Enfin, il me semble que la troisième direction vers laquelle nos efforts doivent conduire est un rééquilibrage de la relation entre l'Europe - la France particulièrement - et l'Arménie. Les échanges économiques entre l'Europe et l'Azerbaïdjan sont dix fois supérieurs à ce qu'ils sont entre l'Europe et l'Arménie. Le danger est grand de voir l'Azerbaïdjan jouer un rôle économique de plus en plus important. N'est-il sincèrement pas possible de faire un effort dans ce domaine ? Ne peut-on pas de nouveau essayer de retrouver un peu plus d'équilibre dans un certain nombre de secteurs, économiques, politiques, sociaux, ou en matière d'éducation ?

Je reçois régulièrement des messages me disant : « Calmez-vous sur l'Arménie, ça commence à bien faire ! » Il y a beaucoup d'amis pour ce genre de cause - et vous en êtes tous -, mais il n'y a pas que des amis ; il y a des gens qui, pour des raisons économiques évidentes - nous connaissons les ressources gazières et pétrolières de l'Azerbaïdjan - avancent le petit refrain selon lequel on ferait bien de laisser les choses un petit peu en arrière de la main - ce que nous refusons évidemment. Compte tenu de la position de l'Azerbaïdjan, une carte est en train de se jouer sur les routes de la soie avec la Chine qui comprend bien l'opportunité. Il faut que l'Europe rééquilibre cette économie et investisse.

Enfin, la France, qui prononce beaucoup de déclarations, parle beaucoup au plus haut niveau, voyage avec des personnalités, pourrait prendre des mesures très simples. J'ai le souvenir d'un message qui nous a été adressé, cher Président, sur une mesure quand même assez simple qui consiste à libéraliser l'octroi des visas de courts séjours. Pourquoi la France ne fait-elle pas un effort dans les instances européennes pour que cette décision, soutenue par d'autres pays européens, aboutisse ? Ce serait, dans la situation dramatique que vous vivez, un signe amical et fervent qui pourrait être adressé, me semble-t-il, à la communauté arménienne pour lui dire : « Écoutez, quand le désir vous en vient, vous pouvez venir en France. » Je ne comprends pas pourquoi la France traite l'Arménie avec la politique d'immigration qui s'applique au reste de l'Europe des Balkans, car elle n'a pas du tout la même situation et les mêmes conditions. Il y a là un véritable effort à mener.

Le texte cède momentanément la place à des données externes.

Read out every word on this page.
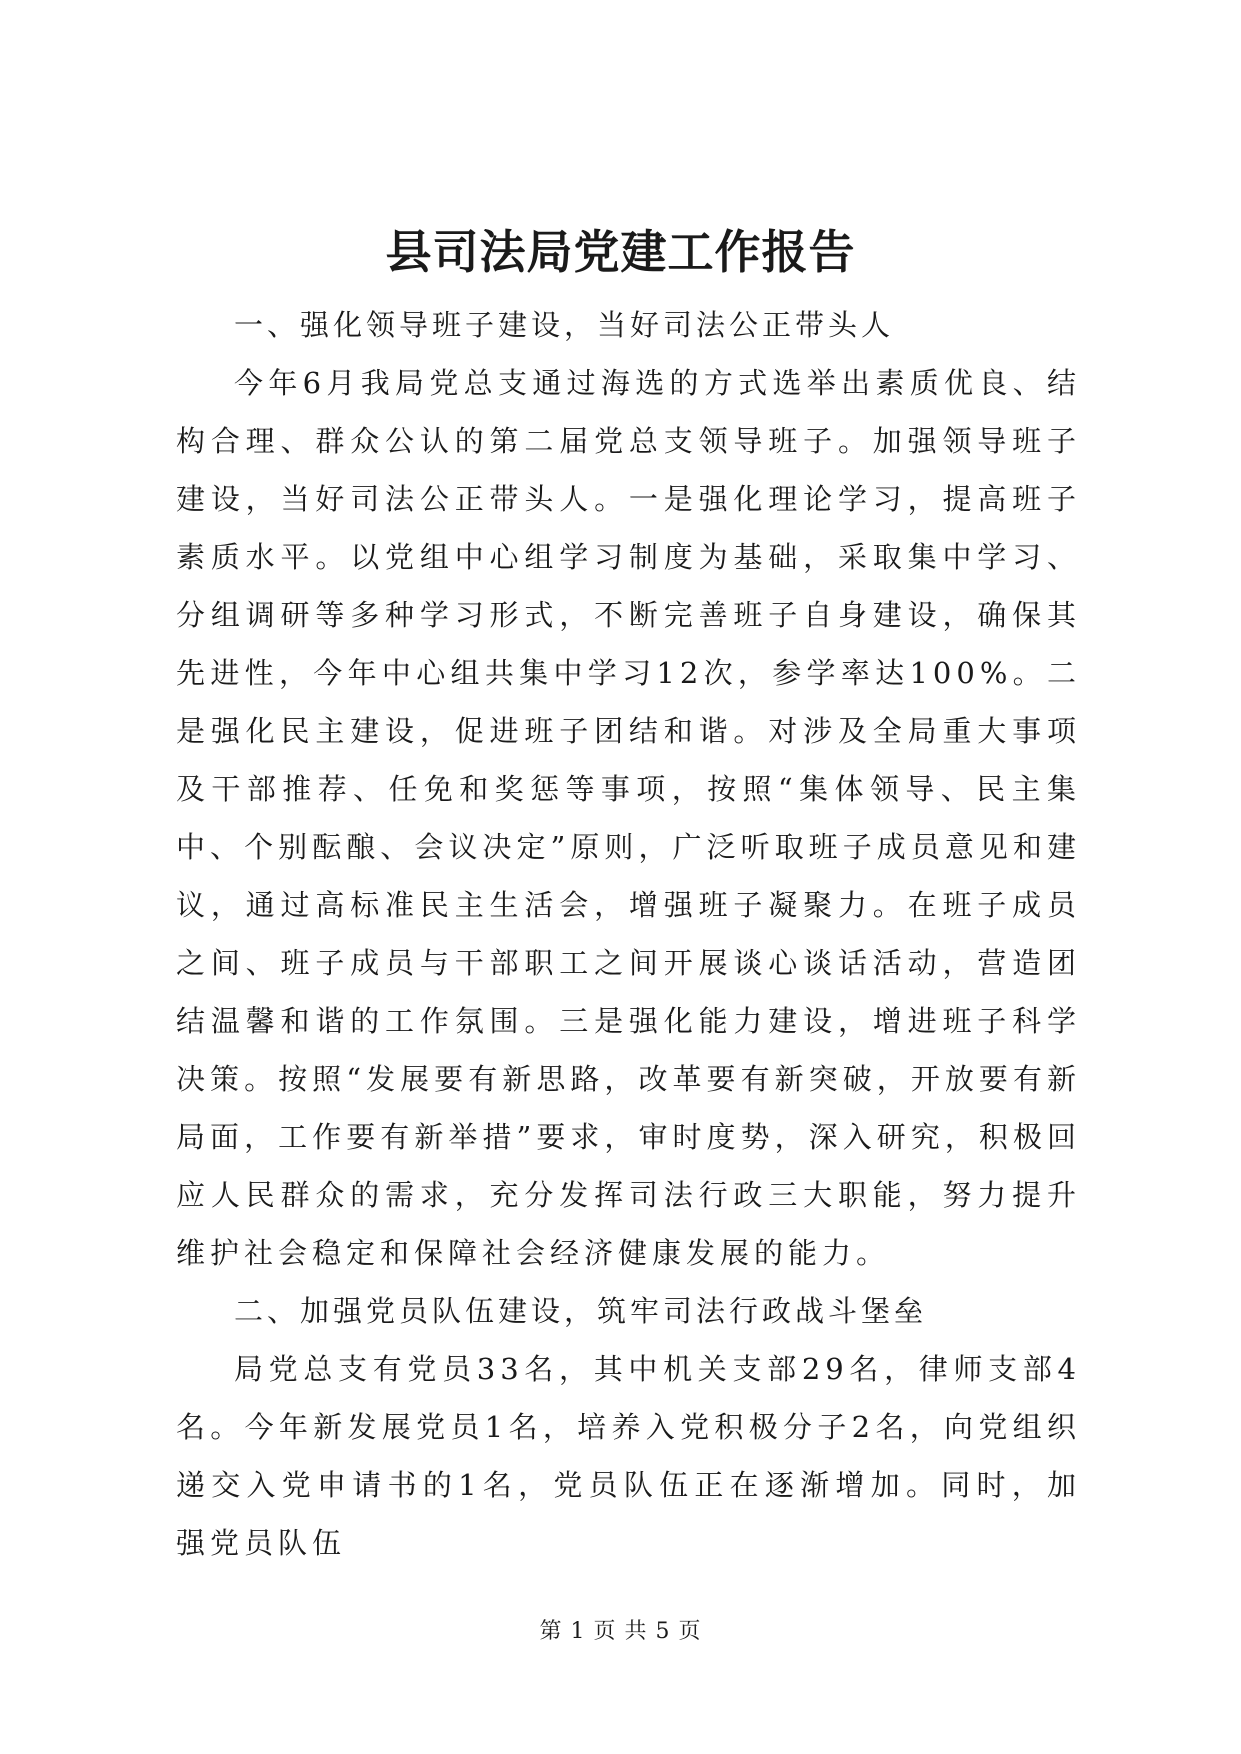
县司法局党建工作报告

一、强化领导班子建设，当好司法公正带头人

今年6月我局党总支通过海选的方式选举出素质优良、结构合理、群众公认的第二届党总支领导班子。加强领导班子建设，当好司法公正带头人。一是强化理论学习，提高班子素质水平。以党组中心组学习制度为基础，采取集中学习、分组调研等多种学习形式，不断完善班子自身建设，确保其先进性，今年中心组共集中学习12次，参学率达100%。二是强化民主建设，促进班子团结和谐。对涉及全局重大事项及干部推荐、任免和奖惩等事项，按照“集体领导、民主集中、个别酝酿、会议决定”原则，广泛听取班子成员意见和建议，通过高标准民主生活会，增强班子凝聚力。在班子成员之间、班子成员与干部职工之间开展谈心谈话活动，营造团结温馨和谐的工作氛围。三是强化能力建设，增进班子科学决策。按照“发展要有新思路，改革要有新突破，开放要有新局面，工作要有新举措”要求，审时度势，深入研究，积极回应人民群众的需求，充分发挥司法行政三大职能，努力提升维护社会稳定和保障社会经济健康发展的能力。

二、加强党员队伍建设，筑牢司法行政战斗堡垒

局党总支有党员33名，其中机关支部29名，律师支部4名。今年新发展党员1名，培养入党积极分子2名，向党组织递交入党申请书的1名，党员队伍正在逐渐增加。同时，加强党员队伍

第 1 页 共 5 页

Pour terminer, nous pouvons mener des efforts concrets : l'Agence française de développement, qui a 14 milliards de crédit sous ses pieds, doit pouvoir investir beaucoup plus qu'elle ne le fait. Ses engagements sont de l'ordre de 170 millions d'euros. Dans le même temps, la France prête 250 millions d'euros à la Chine. Nous pourrions faire beaucoup plus pour l'Arménie et aider à la relance de son système éducatif, améliorer les conditions sanitaires, etc. Nous avons des idées sur de nombreux sujets et le combat de la Commission est de relancer constamment ce genre de dispositif. Ces quelques idées doivent nous permettre de rehausser le niveau d'intervention de la France et de ne plus nous cacher derrière des déclarations et de prendre des actions et des décisions.

M. Christian MAKARIAN

Merci, Monsieur le Président, vous avez évoqué des mesures concrètes, et qui ne sont pas de l'ordre de l'impossible et de l'impensable.

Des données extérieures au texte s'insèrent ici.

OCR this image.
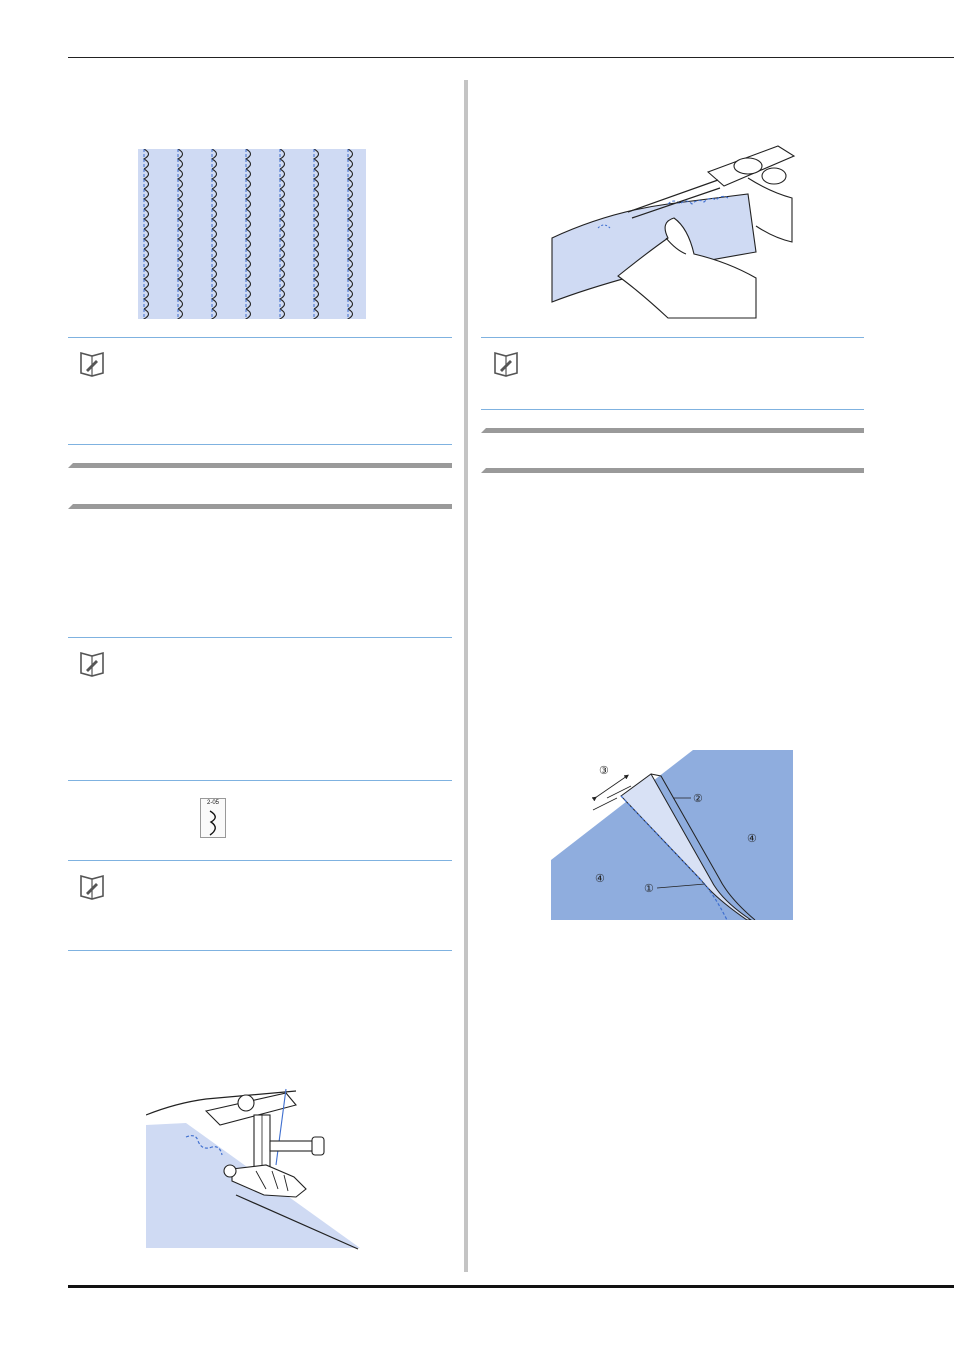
2-05	②
①
③
④
④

Mme Valérie BOYER, Sénatrice, Vice-présidente du groupe de liaison, de réflexion, de vigilance et de solidarité avec les chrétiens d'Orient, les minorités au Moyen-Orient et les Kurdes

Comment ne pas être d'accord avec ce qu'a dit le Président de la Commission des Affaires étrangères du Sénat ? Bien évidemment, j'y souscris.

Mais si vous le permettez, j'ai une remarque à faire : il y a un mot qui n'a pas été prononcé, c'est celui de « OTAN ». La Turquie fait partie de l'OTAN et est pourtant allée fêter sa victoire sur le Karabakh et l'Arménie, avec Erdogan et Aliyev, à Varosha qui est en zone neutre à Chypre. Je souligne, car cela n'a pas encore été dit, que, pendant la guerre des 44 jours, un accord solennel a été signé entre trois pays - la Turquie, le Pakistan et l'Azerbaïdjan - concernant le Kashmir, Chypre et le Haut-Karabagh.

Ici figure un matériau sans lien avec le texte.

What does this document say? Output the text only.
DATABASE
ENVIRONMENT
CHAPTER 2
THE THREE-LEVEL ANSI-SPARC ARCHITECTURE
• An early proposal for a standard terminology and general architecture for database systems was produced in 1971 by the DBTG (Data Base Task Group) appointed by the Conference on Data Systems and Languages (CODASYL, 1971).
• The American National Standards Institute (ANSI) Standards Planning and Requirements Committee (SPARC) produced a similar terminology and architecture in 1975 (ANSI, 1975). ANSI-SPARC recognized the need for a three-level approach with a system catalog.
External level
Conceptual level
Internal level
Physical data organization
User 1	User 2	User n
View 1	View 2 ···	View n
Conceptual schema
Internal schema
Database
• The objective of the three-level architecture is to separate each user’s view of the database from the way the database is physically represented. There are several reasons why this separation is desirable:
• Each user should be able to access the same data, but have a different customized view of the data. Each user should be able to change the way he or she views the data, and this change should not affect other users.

Nous sommes européens et nous sommes dans l'OTAN. Comment, aujourd'hui, tolérer pareille chose ? Comment imaginer qu'un pays membre de l'OTAN ait pu attaquer un autre pays ? Il est question du Haut-Karabagh, mais nous avons bien conscience qu'aujourd'hui, c'est l'intégrité même de l'Arménie qui est en jeu, et le silence des Européens est assourdissant, aussi bien au sein des instances de l'OTAN qu'au sein même des instances européennes.

Pendant la guerre des 44 jours, à l'Assemblée nationale comme au Sénat, nous avons interrogé le ministre des Affaires étrangères et le Premier ministre sur les actions de la France. Nous n'avons eu comme réponse que la neutralité due aux accords de Minsk, alors que nous savions parfaitement que cette guerre asymétrique était absolument terrible. Je crois, Monseigneur Gollnisch, que vous avez livré un témoignage vibrant et je ne peux qu'approuver ce que vous avez dit sur les accords de Minsk.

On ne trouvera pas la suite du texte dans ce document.